I also see the finished visualization as a means for analysis. I’m a visual thinker (ironically, I’m not a numbers person), and after spending time visualising the data, I can see insights more clearly. So I put my analysis on hold until I finish the next stage of the process.
The last step is about figuring out the best way to share the story you want to tell about the data.
I start this process with the metrics that match the important points from the Analyze step.
- What did my training look like over time?: date, part of day, part of week
- What type of progress did I make and how did it vary?: pace, moving time, distance, route.
- How was each run unique?: route, location, breaks, memories
Then I assign each metric a ‘trait’. A trait simply represents the data differently than the number in the spreadsheet. They are building blocks that fit together to tell the wider story.
Traits can be anything but I wanted to represent how running made me feel. A bright, busy pattern-led design felt like the best way to do that.
Since I wanted to know “What did my training look like over time?” and “How was each run unique?”, I needed to clearly show each run, over the entire period leading up to race day — so that’s where I started.
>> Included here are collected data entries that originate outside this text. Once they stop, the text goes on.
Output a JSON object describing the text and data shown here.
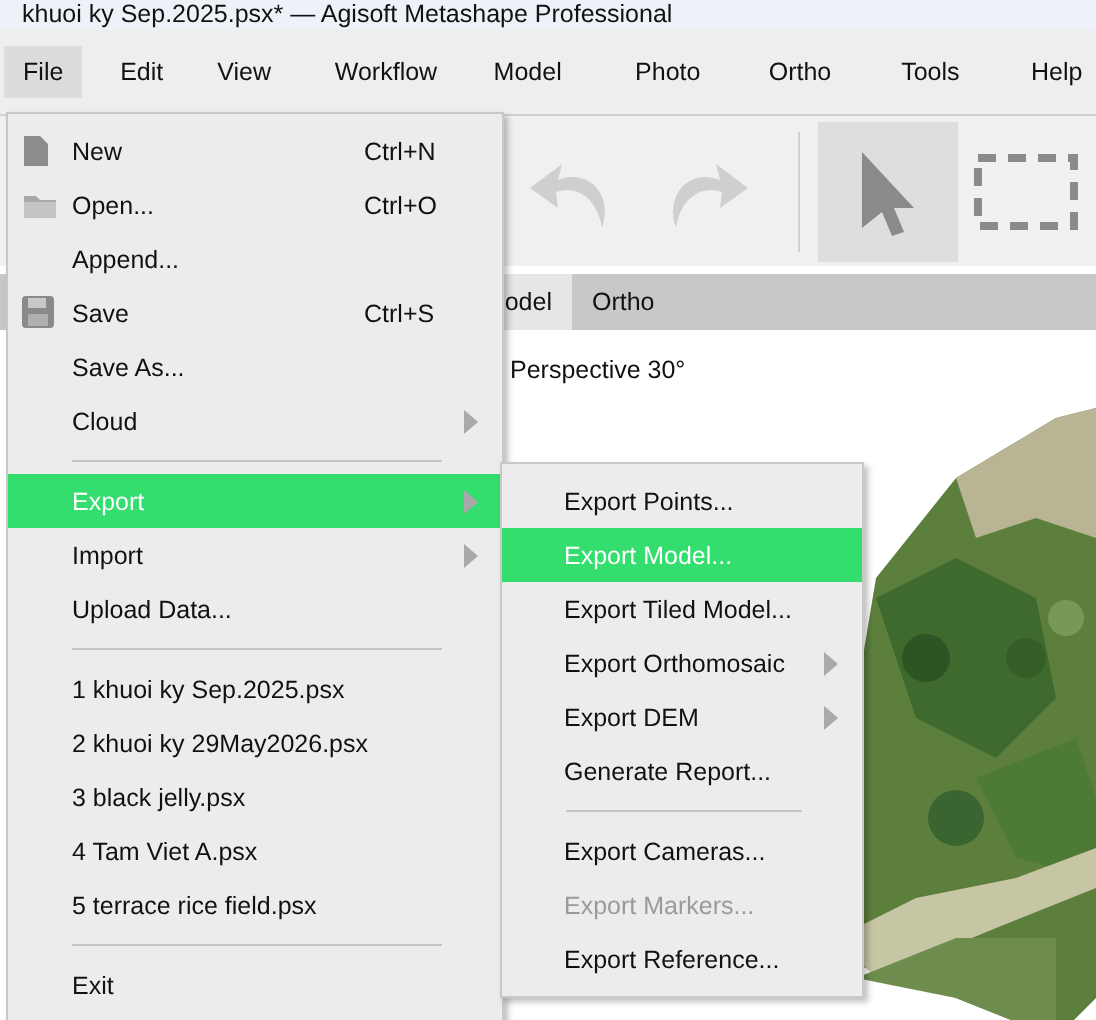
{
  "window": {
    "title": "khuoi ky Sep.2025.psx* — Agisoft Metashape Professional"
  },
  "menu_bar": [
    {
      "label": "File",
      "selected": true
    },
    {
      "label": "Edit",
      "selected": false
    },
    {
      "label": "View",
      "selected": false
    },
    {
      "label": "Workflow",
      "selected": false
    },
    {
      "label": "Model",
      "selected": false
    },
    {
      "label": "Photo",
      "selected": false
    },
    {
      "label": "Ortho",
      "selected": false
    },
    {
      "label": "Tools",
      "selected": false
    },
    {
      "label": "Help",
      "selected": false
    }
  ],
  "toolbar": [
    {
      "kind": "undo",
      "disabled": true
    },
    {
      "kind": "redo",
      "disabled": true
    },
    {
      "kind": "separator"
    },
    {
      "kind": "pointer",
      "selected": true
    },
    {
      "kind": "rect-select",
      "selected": false
    }
  ],
  "tabs": [
    {
      "label": "odel",
      "selected": true
    },
    {
      "label": "Ortho",
      "selected": false
    }
  ],
  "viewport": {
    "label": "Perspective 30°",
    "kind": "picture"
  },
  "file_menu": [
    {
      "kind": "item",
      "label": "New",
      "shortcut": "Ctrl+N",
      "selected": false
    },
    {
      "kind": "item",
      "label": "Open...",
      "shortcut": "Ctrl+O",
      "selected": false
    },
    {
      "kind": "item",
      "label": "Append...",
      "selected": false
    },
    {
      "kind": "item",
      "label": "Save",
      "shortcut": "Ctrl+S",
      "selected": false
    },
    {
      "kind": "item",
      "label": "Save As...",
      "selected": false
    },
    {
      "kind": "submenu",
      "label": "Cloud",
      "selected": false
    },
    {
      "kind": "separator"
    },
    {
      "kind": "submenu",
      "label": "Export",
      "selected": true
    },
    {
      "kind": "submenu",
      "label": "Import",
      "selected": false
    },
    {
      "kind": "item",
      "label": "Upload Data...",
      "selected": false
    },
    {
      "kind": "separator"
    },
    {
      "kind": "item",
      "label": "1 khuoi ky Sep.2025.psx",
      "selected": false
    },
    {
      "kind": "item",
      "label": "2 khuoi ky 29May2026.psx",
      "selected": false
    },
    {
      "kind": "item",
      "label": "3 black jelly.psx",
      "selected": false
    },
    {
      "kind": "item",
      "label": "4 Tam Viet A.psx",
      "selected": false
    },
    {
      "kind": "item",
      "label": "5 terrace rice field.psx",
      "selected": false
    },
    {
      "kind": "separator"
    },
    {
      "kind": "item",
      "label": "Exit",
      "selected": false
    }
  ],
  "export_menu": [
    {
      "kind": "item",
      "label": "Export Points...",
      "selected": false,
      "disabled": false
    },
    {
      "kind": "item",
      "label": "Export Model...",
      "selected": true,
      "disabled": false
    },
    {
      "kind": "item",
      "label": "Export Tiled Model...",
      "selected": false,
      "disabled": false
    },
    {
      "kind": "submenu",
      "label": "Export Orthomosaic",
      "selected": false,
      "disabled": false
    },
    {
      "kind": "submenu",
      "label": "Export DEM",
      "selected": false,
      "disabled": false
    },
    {
      "kind": "item",
      "label": "Generate Report...",
      "selected": false,
      "disabled": false
    },
    {
      "kind": "separator"
    },
    {
      "kind": "item",
      "label": "Export Cameras...",
      "selected": false,
      "disabled": false
    },
    {
      "kind": "item",
      "label": "Export Markers...",
      "selected": false,
      "disabled": true
    },
    {
      "kind": "item",
      "label": "Export Reference...",
      "selected": false,
      "disabled": false
    }
  ]
}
Then I started combining all the different traits to come up with the best design possible. I typically adapt traits as needed to make sure it all fits together nicely. This short clip will give you a sense of the trial and error that goes into starting a visualization.
Once all the traits and overall design is finalized, I created the legend, which is the most important part of for the reader. A legend gives the reader the power to explore the visualization on their own and understand what it means.
Finally, what sets a skilled data analyst apart from the crowd is the ability to extract insight and advice from the data. Here are my learnings from this project:
- Regular routes are good but if you want to push yourself, switch it up.
- Always pack sneakers while travelling— it’s a memory waiting to be made.
- “Fun Runs” — meeting friends in the middle — are motivating and still contribute to overall progress.
- Mornings are good for regular jaunts and attempts to go a little faster but weekends are the time to go longer.
- Everybody gets to the finish line in a different way. Do what makes you happy — running is personal.
- Mix-up training with some new exercises or your knees will buckle just before you cross the finish line (real talk).
I look forward to my next training season— whenever that may be. Until then, I’ll pass by my Fun of the Run data viz hanging proudly in my flat, perfectly encapsulating my first half marathon experience, while the dusty medal has long since been forgotten.